America’s courts are already preparing for litigation between tenants and landlords. The Michigan Supreme Court expects a “flood” of lawsuits, according to a statement.
African-Americans in particular are likely to be affected by the crisis. Black tenants, civil rights activists calculated, are twice as likely to be forced out of their homes in the United States as white sen.
To stop the “flood,” they recommend that state governors extend protections against evictions. This helps not only in the fight against homelessness, say the activists, but also in the fight against Corona. If fewer people live on the streets or in full homeless shelters, they argue, the virus spreads more slowly.

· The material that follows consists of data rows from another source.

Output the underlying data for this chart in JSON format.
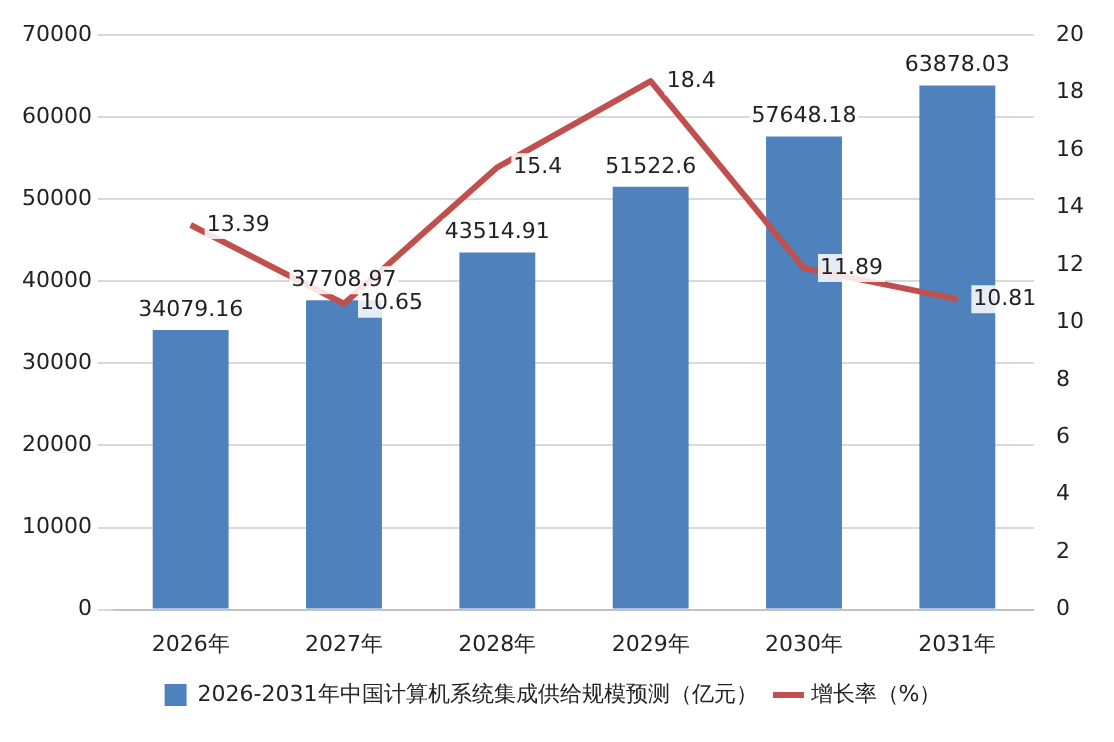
{
  "chart_data": {
    "type": "bar",
    "categories": [
      "2026年",
      "2027年",
      "2028年",
      "2029年",
      "2030年",
      "2031年"
    ],
    "series": [
      {
        "name": "2026-2031年中国计算机系统集成供给规模预测（亿元）",
        "color": "#4f81bd",
        "values": [
          34079.16,
          37708.97,
          43514.91,
          51522.6,
          57648.18,
          63878.03
        ]
      },
      {
        "name": "增长率（%）",
        "type": "line",
        "axis": "y2",
        "color": "#c0504d",
        "values": [
          13.39,
          10.65,
          15.4,
          18.4,
          11.89,
          10.81
        ]
      }
    ],
    "ylim": [
      0,
      70000
    ],
    "yticks": [
      0,
      10000,
      20000,
      30000,
      40000,
      50000,
      60000,
      70000
    ],
    "y2lim": [
      0,
      20
    ],
    "y2ticks": [
      0,
      2,
      4,
      6,
      8,
      10,
      12,
      14,
      16,
      18,
      20
    ],
    "grid": "y",
    "legend": "bottom",
    "data_labels": true,
    "marker": "none",
    "line_style": "solid"
  }
}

America’s housing markets are changing in the epidemic. In San Francisco – a city where families with less than 120,000 dollars a year are officially considered needy – apartments suddenly become vacant. Not because they are being forcibly evacuated, but because tech companies in nearby Silicon Valley are cutting jobs, such as Yelp and Lyft.
Programmers and designers, once well paid, now have to leave the area. More than six trials The apartments are currently without tenants, data from RealPage shows – twice as many as three months ago, when the coronavirus seemed remote.
Silicon Valley’s start-ups once attracted university graduates from across America. But the housing market could not absorb the influx. Most neighborhoods of San Francisco are not allowed to build buildings that are higher than 15 meters.
Large tenements are therefore hardly possible. The city wants to preserve the scenery for which it is famous all over the world, the Victorian houses with their colorful facades and small balconies.
Prices were always going up
But now, in the Corona epidemic, the situation seems to be easing somewhat. Housing prices in San Francisco have fallen since the virus broke out. For a two-bedroom apartment, the median rent in May was 3360 dollars a month– about nine percent less than a year ago.
Something similar is happening in New York. There, too, many people are moving away, and rents are falling there too, at least temporarily. Landlords currently offer discounts of an average of eight per cent. A remarkable development, after all, for years the prices in the two cities knew only one direction: upwards.